Ba’zı kardeşlerimiz hiddet edip dokunaklı konuşmasınlar, hem ihtiyatla hareket etsinler ve telâş etmesinler, hem herkese bu mes’eleden bahis açmasınlar. Çünkü; safdil kardeşlerimiz ve ihtiyata daha alışmayan yeni kardeşlerimizin sözlerinden ma’na çıkaran casuslar bulunur. Habbeyi kubbe yapar, ihbar edebilir. Şimdi vaziyetimiz şaka kaldırmıyor. Bununla beraber hiç endişe etmeyiniz. Biz inâyet-i İlâhîye altındayız ve bütün meşakkatlara karşı kemâl-i sabırla belki şükür ile mukabele etmeğe azmetmişiz. Bir dirhem zahmet, bir batman rahmet ve sevabı netice verdiğinden şükretmeğe mükellefiz.


Said Nursî


* * *


Aziz, Sıddık Kardeşlerim!

İki ehemmiyetli sebeb ve bir kuvvetli ihtara binâen ben bütün vazife-i müdâfaatı buraya gelen ve gelecek Nur erkânlarına bırakmağa kalben mecbûr oldum. Husûsan (H,R,T,F,S) (*)

Birinci Sebeb: Ben hem sorgu dâiresinde, hem çok emârelerden kat’i bildim ki, bana karşı ellerinden geldiği kadar müşkilât yapmağa ve fikren onlara galebe etmemden kaçmağa çalışıyorlar ve resmen de onlara iş’ar var. Güya ben, konuşsam, mahkemeleri ilzam edecek derecede ve diplomatları susturacak bir iktidar-ı ilmî ve siyasî göstereceğim diye benim konuşmama bahânelerle mâni oluyorlar.

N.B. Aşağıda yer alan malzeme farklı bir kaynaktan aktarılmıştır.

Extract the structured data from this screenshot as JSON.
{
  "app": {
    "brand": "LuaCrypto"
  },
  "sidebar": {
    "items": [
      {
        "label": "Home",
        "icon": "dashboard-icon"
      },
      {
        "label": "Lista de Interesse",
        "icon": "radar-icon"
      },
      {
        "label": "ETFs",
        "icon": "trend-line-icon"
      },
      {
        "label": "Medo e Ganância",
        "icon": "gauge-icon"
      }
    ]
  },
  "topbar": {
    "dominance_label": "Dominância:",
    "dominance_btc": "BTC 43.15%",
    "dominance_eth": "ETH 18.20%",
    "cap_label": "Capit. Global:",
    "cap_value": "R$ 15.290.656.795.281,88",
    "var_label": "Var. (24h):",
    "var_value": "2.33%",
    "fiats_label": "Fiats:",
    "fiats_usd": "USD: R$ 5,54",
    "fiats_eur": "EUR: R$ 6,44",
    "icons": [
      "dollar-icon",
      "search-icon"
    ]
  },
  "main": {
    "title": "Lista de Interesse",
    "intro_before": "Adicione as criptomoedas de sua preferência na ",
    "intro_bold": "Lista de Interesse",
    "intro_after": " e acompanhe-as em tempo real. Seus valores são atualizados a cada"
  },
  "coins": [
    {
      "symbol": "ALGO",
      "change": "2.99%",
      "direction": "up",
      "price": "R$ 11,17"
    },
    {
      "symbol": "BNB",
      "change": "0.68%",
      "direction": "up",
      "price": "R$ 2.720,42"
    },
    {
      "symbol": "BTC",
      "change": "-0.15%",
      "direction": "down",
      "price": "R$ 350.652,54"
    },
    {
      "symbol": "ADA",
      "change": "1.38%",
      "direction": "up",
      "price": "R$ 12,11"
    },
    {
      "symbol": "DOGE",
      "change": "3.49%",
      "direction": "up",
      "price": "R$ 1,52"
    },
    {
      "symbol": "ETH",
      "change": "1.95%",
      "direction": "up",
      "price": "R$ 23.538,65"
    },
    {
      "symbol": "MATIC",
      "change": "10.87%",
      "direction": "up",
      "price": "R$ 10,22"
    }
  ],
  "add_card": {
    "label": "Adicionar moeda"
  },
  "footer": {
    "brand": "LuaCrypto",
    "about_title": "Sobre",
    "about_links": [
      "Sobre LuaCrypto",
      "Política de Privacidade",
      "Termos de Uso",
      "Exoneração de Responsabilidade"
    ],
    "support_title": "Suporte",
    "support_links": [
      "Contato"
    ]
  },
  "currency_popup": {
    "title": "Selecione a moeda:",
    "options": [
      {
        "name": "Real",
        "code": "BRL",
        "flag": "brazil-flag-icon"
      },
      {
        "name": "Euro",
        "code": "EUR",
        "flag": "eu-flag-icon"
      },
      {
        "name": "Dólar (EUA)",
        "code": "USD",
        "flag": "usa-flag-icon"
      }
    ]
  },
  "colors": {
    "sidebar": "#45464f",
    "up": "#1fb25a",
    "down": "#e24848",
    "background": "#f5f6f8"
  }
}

Hatta sorguda bir suale karşı dedim: “Tahattur edemiyorum.” O hâkim taaccüb ve hayretle dedi: “Senin gibi fevkalâde acib zekâvet ve ilim sâhibi nasıl unutur?” Onlar Risâle-i Nur’un hârika yüksekliklerini ve ilmî tahkikatını benim fikrimden zannedip dehşet almışlar.


(*): Husrev, Re’fet, Tahir, Feyzi, Sabri.